Vivia se arrastando pelo deserto das multidões, dos palácios de cristal, das vilas, favelas, no avesso do avesso entre coisas belas desfeitas em minutos, entre desemprego e violência, álcool de botecos perdidos e mulheres cruéis que nunca vendiam amor fiado. Viveu em busca das sobras de si, procurando, procurando e, por fim, desistindo. Sem conseguir se encontrar, sentiu na pele a força da ladeira abaixo. Certo dia o convite, a decisão, a operação e sua volta pra casa. Sim o gigante conseguira.
Até que sua figura gigante reaparece atrás de um cartaz publicitário. Grita cantando o melhor preço. Canta, gritando os elogios do produto que o cartaz pendurado ao pescoço anuncia, aponta para a loja ao lado como a melhor do mundo. Sua saudação é feita por uma pausa de silêncio, um sorriso gigantesco e o dedo grande que repousa sobre sua boca.

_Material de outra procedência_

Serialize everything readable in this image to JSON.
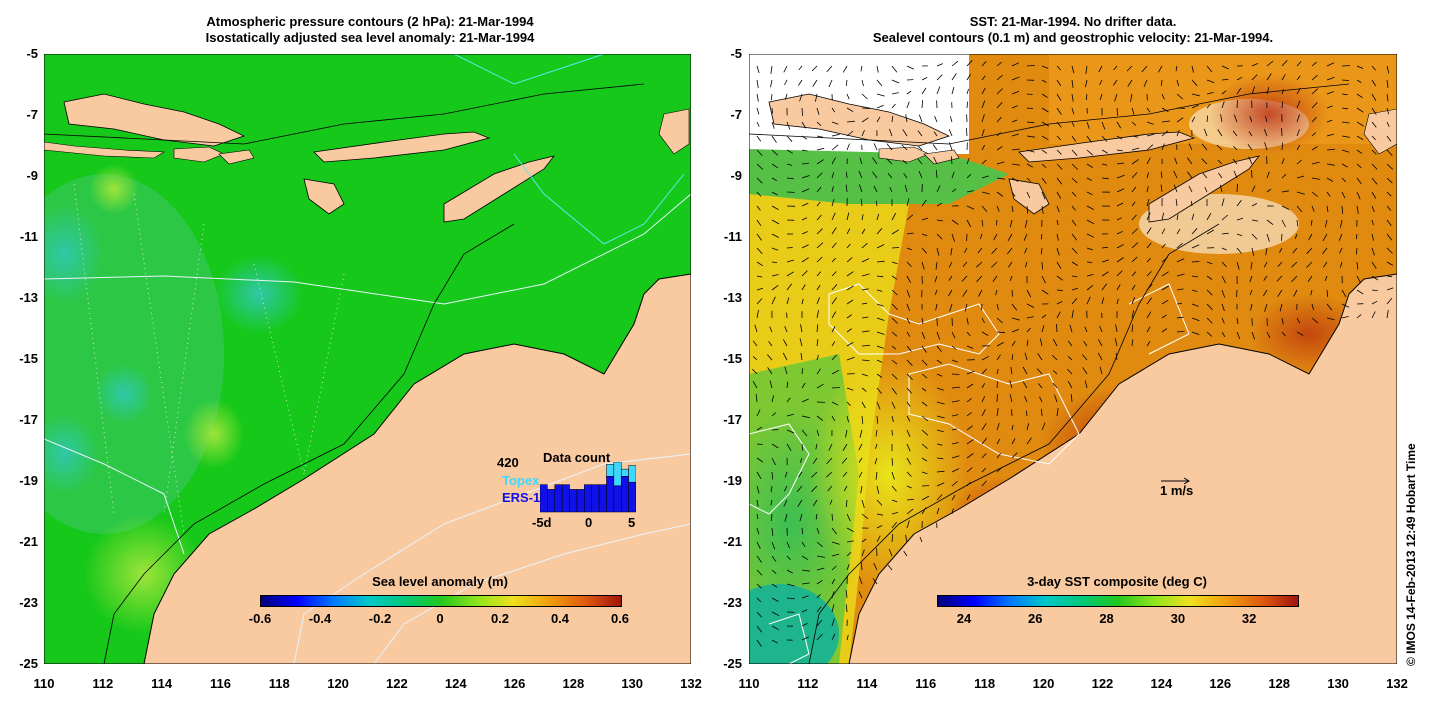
{
  "left_panel": {
    "title_line1": "Atmospheric pressure contours (2 hPa): 21-Mar-1994",
    "title_line2": "Isostatically adjusted sea level anomaly: 21-Mar-1994",
    "colorbar": {
      "title": "Sea level anomaly (m)",
      "tick_labels": [
        "-0.6",
        "-0.4",
        "-0.2",
        "0",
        "0.2",
        "0.4",
        "0.6"
      ]
    },
    "data_count": {
      "title": "Data count",
      "max_count": "420",
      "topex_label": "Topex",
      "ers1_label": "ERS-1",
      "axis_labels": [
        "-5d",
        "0",
        "5"
      ],
      "ers1_counts": [
        230,
        190,
        230,
        230,
        190,
        190,
        230,
        230,
        230,
        300,
        220,
        300,
        250
      ],
      "topex_extra": [
        0,
        0,
        0,
        0,
        0,
        0,
        0,
        0,
        0,
        100,
        200,
        60,
        140
      ]
    }
  },
  "right_panel": {
    "title_line1": "SST: 21-Mar-1994. No drifter data.",
    "title_line2": "Sealevel contours (0.1 m) and geostrophic velocity: 21-Mar-1994.",
    "colorbar": {
      "title": "3-day SST composite (deg C)",
      "tick_labels": [
        "24",
        "26",
        "28",
        "30",
        "32"
      ]
    },
    "velocity_scale_label": "1 m/s"
  },
  "axes": {
    "lon_labels": [
      "110",
      "112",
      "114",
      "116",
      "118",
      "120",
      "122",
      "124",
      "126",
      "128",
      "130",
      "132"
    ],
    "lat_labels": [
      "-5",
      "-7",
      "-9",
      "-11",
      "-13",
      "-15",
      "-17",
      "-19",
      "-21",
      "-23",
      "-25"
    ],
    "lon_range": [
      110,
      132
    ],
    "lat_range": [
      -25,
      -5
    ]
  },
  "credit": "© IMOS 14-Feb-2013 12:49 Hobart Time",
  "colors": {
    "land": "#f9c9a0",
    "sla_ocean": "#16c81a",
    "sst_warm": "#e08a10",
    "sst_hot": "#b82a0e",
    "sst_mid": "#f2c418"
  }
}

Não mais a caverna de monstro homérico, mas um alto-falante barítono capaz de falar, de gritar, de cantar ao povo inteiro que o homem invisível da poesia, sem cabelo, sem olhos, sem barriga, sem nada, hoje, muitos anos depois, recuperou os pedaços perdidos, os recolocou em seu lugar e sua boca, outrora uma caverna deformada, é agora capaz de gritar para toda a cidade que o gigante está de volta, que ele realmente existe.
De longe ele faz o gesto de um abraço e me convida a voltar para vê-lo em outro momento, depois do trabalho, quando podemos sentar no bar e tomar um café. Vou.